Один за другим отпали или остались в редуцированном виде и другие, близкие к названным, мотивы, занимавшие ключевое положение в других редакциях. Автор не присоединяется, сохраняя нейтралитет, ни к одному из множества мнений персонажей повести, «позволяя» себе, правда, иногда оценивать искренность и подноготную суждений (гости Воронцова просто тифлисские льстецы, угождающие хозяину). Мнение большинства («история эта представлялась или счастливым оборотом в Кавказской войне, или просто интересным случаем…») мало занимает Толстого. Наибольшее значение для него имеют впечатления непредвзятые и простодушные, не отягощенные политическими соображениями. Таковым является недоуменное чувство Полторацкого, с жадностью разглядывавшего прославленного наиба и ничего похожего на рисовавшийся в его подогретом рассказами сослуживцев воображении портрет разбойника не обнаружившего: «Хаджи-Мурат ответил улыбкой на улыбку, и улыбка эта поразила Полторацкого своим детским простодушием. Полторацкий никак не ожидал видеть таким этого страшного горца. Он ожидал мрачного, сухого, чуждого человека, а перед ним был самый простой человек, улыбавшийся такой доброй улыбкой, что он казался не чужим, а давно знакомым приятелем. Только одно было в нем особенное: это были его широко расставленные глаза, которые внимательно, проницательно и спокойно смотрели в глаза другим людям».

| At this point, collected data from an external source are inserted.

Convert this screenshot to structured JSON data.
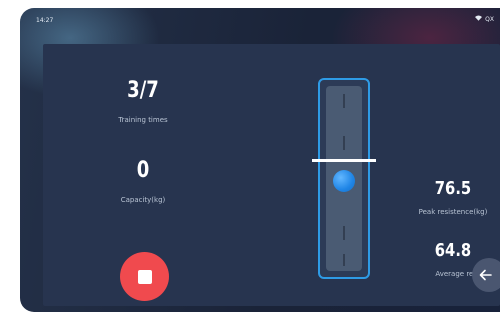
{
  "status_bar": {
    "time": "14:27",
    "battery_text": "QX"
  },
  "stats": {
    "training_times": {
      "value": "3/7",
      "label": "Training times"
    },
    "capacity": {
      "value": "0",
      "label": "Capacity(kg)"
    },
    "peak_resistance": {
      "value": "76.5",
      "label": "Peak resistence(kg)"
    },
    "average_resistance": {
      "value": "64.8",
      "label": "Average resistance(k"
    }
  },
  "resistance_slider": {
    "level_fraction": 0.5
  },
  "colors": {
    "panel": "#27344f",
    "accent_blue": "#2e9be6",
    "stop_red": "#f04a4e"
  },
  "icons": {
    "stop": "stop-square-icon",
    "back": "arrow-left-icon",
    "wifi": "wifi-icon"
  }
}
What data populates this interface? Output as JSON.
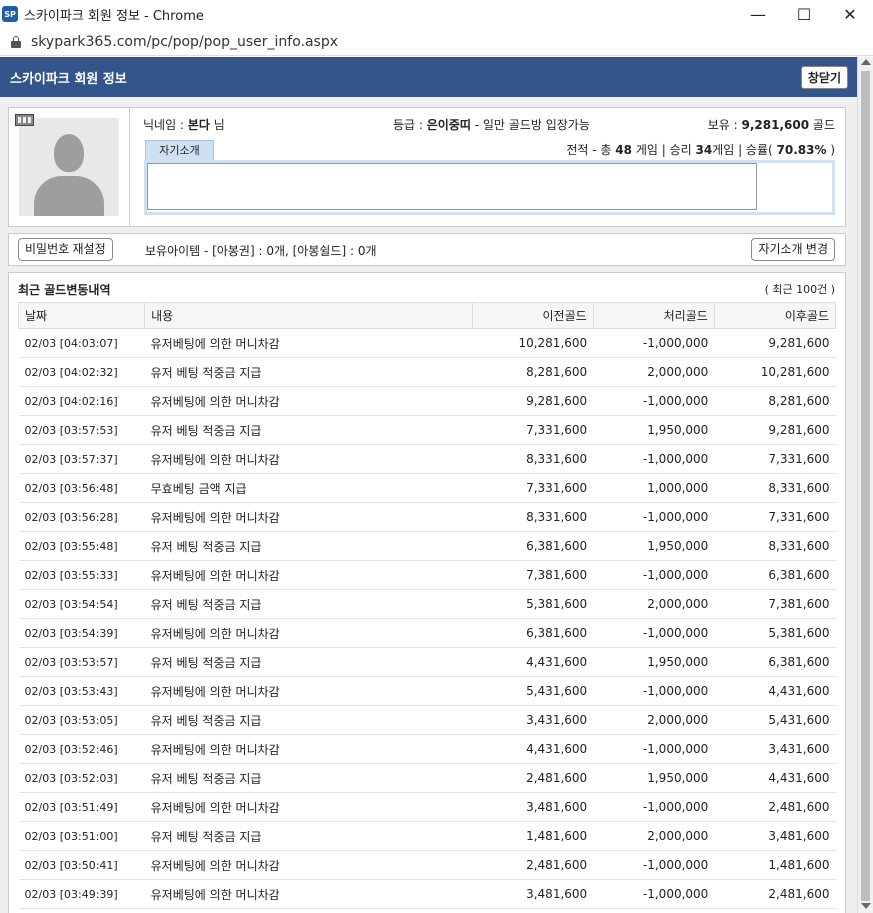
{
  "window": {
    "icon_label": "SP",
    "title": "스카이파크 회원 정보 - Chrome",
    "url": "skypark365.com/pc/pop/pop_user_info.aspx"
  },
  "header": {
    "title": "스카이파크 회원 정보",
    "close_label": "창닫기"
  },
  "profile": {
    "nick_label": "닉네임 : ",
    "nick": "본다",
    "nick_suffix": " 님",
    "grade_label": "등급 : ",
    "grade": "은이중띠",
    "grade_desc": " - 일만 골드방 입장가능",
    "hold_label": "보유 : ",
    "hold_amount": "9,281,600",
    "hold_unit": " 골드",
    "intro_tab": "자기소개",
    "record": {
      "prefix": "전적 - 총 ",
      "total": "48",
      "games1": " 게임 | 승리 ",
      "wins": "34",
      "games2": "게임 | 승률( ",
      "rate": "70.83%",
      "suffix": " )"
    }
  },
  "actions": {
    "reset_pw": "비밀번호 재설정",
    "items": "보유아이템 - [아봉권] : 0개, [아봉쉴드] : 0개",
    "change_intro": "자기소개 변경"
  },
  "history": {
    "title": "최근 골드변동내역",
    "count": "( 최근 100건 )",
    "columns": [
      "날짜",
      "내용",
      "이전골드",
      "처리골드",
      "이후골드"
    ],
    "rows": [
      [
        "02/03 [04:03:07]",
        "유저베팅에 의한 머니차감",
        "10,281,600",
        "-1,000,000",
        "9,281,600"
      ],
      [
        "02/03 [04:02:32]",
        "유저 베팅 적중금 지급",
        "8,281,600",
        "2,000,000",
        "10,281,600"
      ],
      [
        "02/03 [04:02:16]",
        "유저베팅에 의한 머니차감",
        "9,281,600",
        "-1,000,000",
        "8,281,600"
      ],
      [
        "02/03 [03:57:53]",
        "유저 베팅 적중금 지급",
        "7,331,600",
        "1,950,000",
        "9,281,600"
      ],
      [
        "02/03 [03:57:37]",
        "유저베팅에 의한 머니차감",
        "8,331,600",
        "-1,000,000",
        "7,331,600"
      ],
      [
        "02/03 [03:56:48]",
        "무효베팅 금액 지급",
        "7,331,600",
        "1,000,000",
        "8,331,600"
      ],
      [
        "02/03 [03:56:28]",
        "유저베팅에 의한 머니차감",
        "8,331,600",
        "-1,000,000",
        "7,331,600"
      ],
      [
        "02/03 [03:55:48]",
        "유저 베팅 적중금 지급",
        "6,381,600",
        "1,950,000",
        "8,331,600"
      ],
      [
        "02/03 [03:55:33]",
        "유저베팅에 의한 머니차감",
        "7,381,600",
        "-1,000,000",
        "6,381,600"
      ],
      [
        "02/03 [03:54:54]",
        "유저 베팅 적중금 지급",
        "5,381,600",
        "2,000,000",
        "7,381,600"
      ],
      [
        "02/03 [03:54:39]",
        "유저베팅에 의한 머니차감",
        "6,381,600",
        "-1,000,000",
        "5,381,600"
      ],
      [
        "02/03 [03:53:57]",
        "유저 베팅 적중금 지급",
        "4,431,600",
        "1,950,000",
        "6,381,600"
      ],
      [
        "02/03 [03:53:43]",
        "유저베팅에 의한 머니차감",
        "5,431,600",
        "-1,000,000",
        "4,431,600"
      ],
      [
        "02/03 [03:53:05]",
        "유저 베팅 적중금 지급",
        "3,431,600",
        "2,000,000",
        "5,431,600"
      ],
      [
        "02/03 [03:52:46]",
        "유저베팅에 의한 머니차감",
        "4,431,600",
        "-1,000,000",
        "3,431,600"
      ],
      [
        "02/03 [03:52:03]",
        "유저 베팅 적중금 지급",
        "2,481,600",
        "1,950,000",
        "4,431,600"
      ],
      [
        "02/03 [03:51:49]",
        "유저베팅에 의한 머니차감",
        "3,481,600",
        "-1,000,000",
        "2,481,600"
      ],
      [
        "02/03 [03:51:00]",
        "유저 베팅 적중금 지급",
        "1,481,600",
        "2,000,000",
        "3,481,600"
      ],
      [
        "02/03 [03:50:41]",
        "유저베팅에 의한 머니차감",
        "2,481,600",
        "-1,000,000",
        "1,481,600"
      ],
      [
        "02/03 [03:49:39]",
        "유저베팅에 의한 머니차감",
        "3,481,600",
        "-1,000,000",
        "2,481,600"
      ]
    ]
  }
}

Внешне — полный контраст с образом из мрачной и кровавой легенды. Но почему, собственно, внешне? Хаджи-Мурат, увиденный глазами Полторацкого, — это настоящий, доподлинный Хаджи-Мурат. Таким его видят и другие герои повести. Таков наиб в представлении сдружившегося с горцем Бутлера. А для Марьи Дмитриевны он не враг и разбойник. Просто несчастный человек, тоскующий о семье. Она не верит (как и автор, в отличие от Воронцова и Лорис-Меликова) в коварные планы Хаджи-Мурата, с досадой реагирует на реплики Петраковского и Ивана Матвеевича: «Неделю у нас прожил; кроме хорошего ничего от него не видали… Обходительный, умный, справедливый… зачем осуждать, когда человек хороший. Он татарин, а хороший». Впечатления Бутлера и Марьи Дмитриевны особенно ценны тем, что с ними Хаджи-Мурат чувствует себя свободно. Не пленником в стане врагов, вынужденным дипломатничать и вести политическую игру, а другом и гостем, частным человеком в домашнем быту. Наконец Толстой окончательно закрепит жутким и неотразимым аргументом мнение Полторацкого, Бутлера, Марьи Дмитриевны — описанием мертвой головы наиба: «Несмотря на все раны головы, в складе посиневших губ было детское доброе выражение».
Жесты, движения, мимика — всё это гармонично сливается в экспрессивный и динамичный портрет Хаджи-Мурата, который скуп на слова (за исключением рассказа о своей жизни), верный пословице: «Веревка хороша длинная, а речь короткая». Движения выразительнее слов, редко роняемых героем. В них ярче отражается характер, чуждая рефлексии натура наиба, бездействие для которого хуже адских мук, а настоящая жизнь — вечная борьба и движение, вызов судьбе. В этой «внешней» плоскости уверенно находит Толстой «ключ» к личности и истории героя. Именно потому он и забрасывает корреспондентов вопросами о «мелочах», «частностях», «подробностях». В письме к вдове начальника города Нухи он представил большой реестр таких вопросов: «1) Говорил ли он хоть немного по-русски? 2) Чьи были лошади, на которых он хотел бежать? Его собственные или данные ему? И хорошие ли это были лошади и какой масти? 3) Заметно ли он хромал? 4) Дом, в котором жили вы наверху, а он внизу, имел ли при себе сад? 5)Был ли он строг в исполнении магометанских обрядов: пятикратной молитвы и др.?.. Еще вопрос: 6) Какие были и чем отличались те мюриды, которые были и бежали с Хаджи-Муратом? И еще вопрос: 7) Когда они бежали, были ли на них ружья?»
Далеко не на все вопросы Толстой получил удовлетворительные ответы. Многие подробности стерлись в памяти современников. Это не только вопросы к корреспондентам, но и пометы для себя. Отвечать всё равно необходимо, пусть даже домысливая, сочиняя, фантазируя.